Abstract
Accurate control over the location of nanostructured materials for studying their electronic properties is important for the development of useful electronic devices. Dielectrophoresis is a unique method for trapping non‐symmetric nanostructured materials between two electrodes in a specific direction. However, this method has traditionally suffered from a costly and slow fabrication process as well as low efficiency when trapping high‐impedance nanomaterials. In this work, a dielectrophoretic device addressing the mentioned problems, is reported. First, a photolithography‐based fabrication process achieves high throughput and low‐cost devices with nanostructured contacts for attaching nanomaterials. Second, trapping of high‐impedance nanomaterials is controlled using a scalable‐electronic circuit that measures the capacitance variation at the trap location to identify when the nanomaterials of interest are attached to the electrode. As a primary target of interest, the trapping of 1D deoxyribonucleic acid (DNA) origamis is demonstrated. It is shown that a capacitance change in the range of 18% to 60% guarantees the presence of a single or a few DNA origamis in the trap location well‐aligned with nanoelectrodes. Fluorescent, scanning electron microscopy, and atomic force microscopy images demonstrate the presence of DNA origamis in the trap location with the correct orientation.

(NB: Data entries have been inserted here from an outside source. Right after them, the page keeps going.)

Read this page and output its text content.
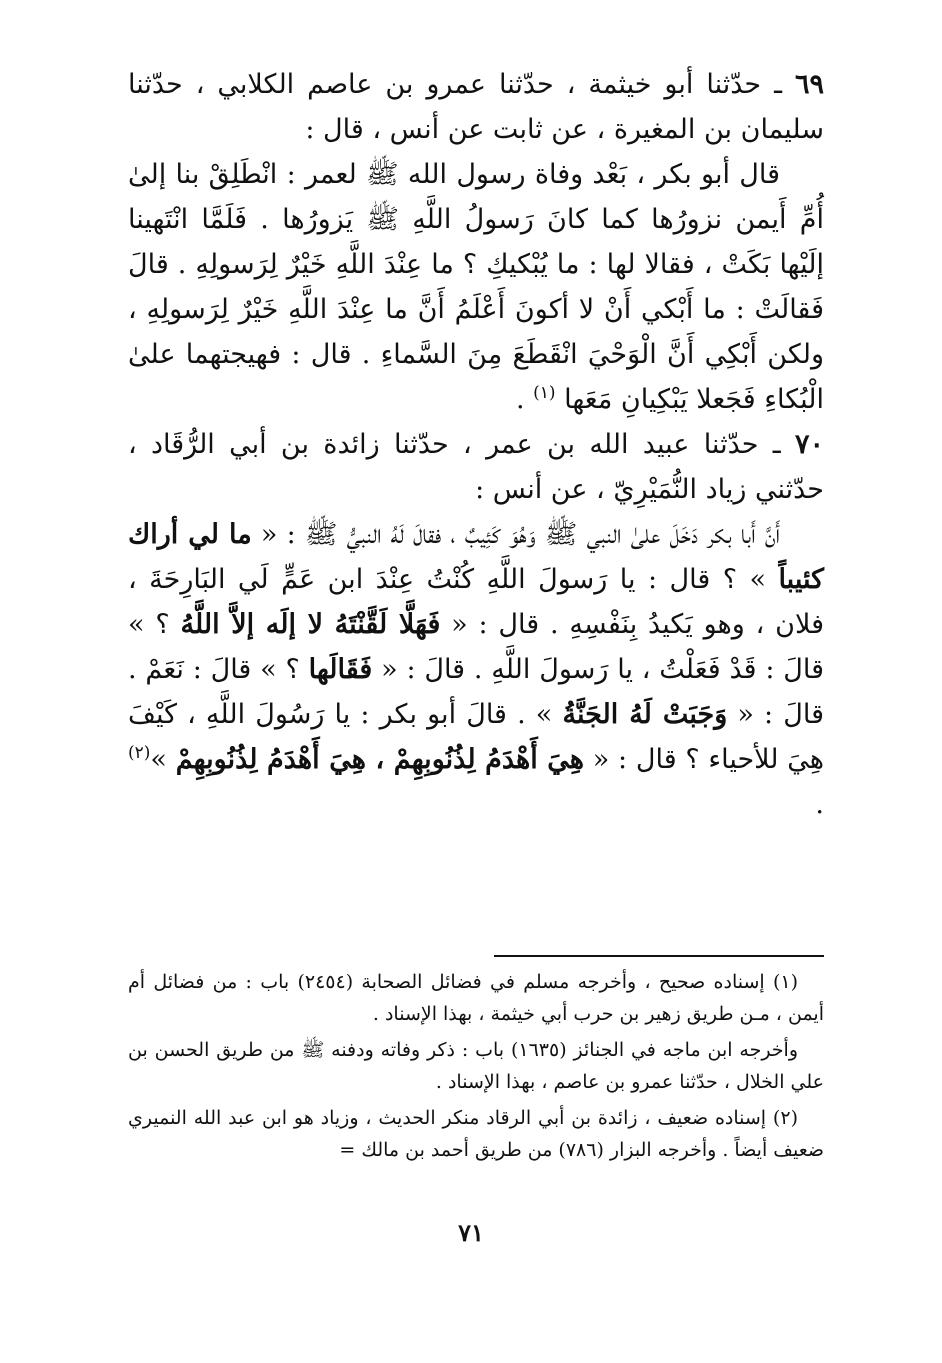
٦٩ ـ حدّثنا أبو خيثمة ، حدّثنا عمرو بن عاصم الكلابي ، حدّثنا سليمان بن المغيرة ، عن ثابت عن أنس ، قال :

قال أبو بكر ، بَعْد وفاة رسول الله ﷺ لعمر : انْطَلِقْ بنا إلىٰ أُمِّ أَيمن نزورُها كما كانَ رَسولُ اللَّهِ ﷺ يَزورُها . فَلَمَّا انْتَهينا إلَيْها بَكَتْ ، فقالا لها : ما يُبْكيكِ ؟ ما عِنْدَ اللَّهِ خَيْرٌ لِرَسولِهِ . قالَ فَقالَتْ : ما أَبْكي أَنْ لا أكونَ أَعْلَمُ أَنَّ ما عِنْدَ اللَّهِ خَيْرٌ لِرَسولِهِ ، ولكن أَبْكِي أَنَّ الْوَحْيَ انْقَطَعَ مِنَ السَّماءِ . قال : فهيجتهما علىٰ الْبُكاءِ فَجَعلا يَبْكِيانِ مَعَها $^{(١)}$ .

٧٠ ـ حدّثنا عبيد الله بن عمر ، حدّثنا زائدة بن أبي الرُّقَاد ، حدّثني زياد النُّمَيْرِيّ ، عن أنس :

أَنَّ أَبا بكر دَخَلَ علىٰ النبي ﷺ وَهُوَ كَئِيبٌ ، فقالَ لَهُ النبيُّ ﷺ : « ما لي أراك كئيباً » ؟ قال : يا رَسولَ اللَّهِ كُنْتُ عِنْدَ ابن عَمٍّ لَي البَارِحَةَ ، فلان ، وهو يَكيدُ بِنَفْسِهِ . قال : « فَهَلَّا لَقَّنْتَهُ لا إلَه إلاَّ اللَّهُ ؟ » قالَ : قَدْ فَعَلْتُ ، يا رَسولَ اللَّهِ . قالَ : « فَقَالَها ؟ » قالَ : نَعَمْ . قالَ : « وَجَبَتْ لَهُ الجَنَّةُ » . قالَ أبو بكر : يا رَسُولَ اللَّهِ ، كَيْفَ هِيَ للأحياء ؟ قال : « هِيَ أَهْدَمُ لِذُنُوبِهِمْ ، هِيَ أَهْدَمُ لِذُنُوبِهِمْ »$^{(٢)}$ .

(١) إسناده صحيح ، وأخرجه مسلم في فضائل الصحابة (٢٤٥٤) باب : من فضائل أم أيمن ، مـن طريق زهير بن حرب أبي خيثمة ، بهذا الإسناد .

وأخرجه ابن ماجه في الجنائز (١٦٣٥) باب : ذكر وفاته ودفنه ﷺ من طريق الحسن بن علي الخلال ، حدّثنا عمرو بن عاصم ، بهذا الإسناد .

(٢) إسناده ضعيف ، زائدة بن أبي الرقاد منكر الحديث ، وزياد هو ابن عبد الله النميري ضعيف أيضاً . وأخرجه البزار (٧٨٦) من طريق أحمد بن مالك =

٧١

This paper presents a low‐cost, high‐throughput dielectrophoretic platform for trapping and monitoring high impedance polarizable nanostructures such as DNA origami. The device is capable of distinguishing between aggregated DNAs and down to a few DNAs in the trap location. This highly‐scalable methodology allows trapping of variety of different types of nanomaterials for fabricating solution‐processed circuits, devices, and high density memories.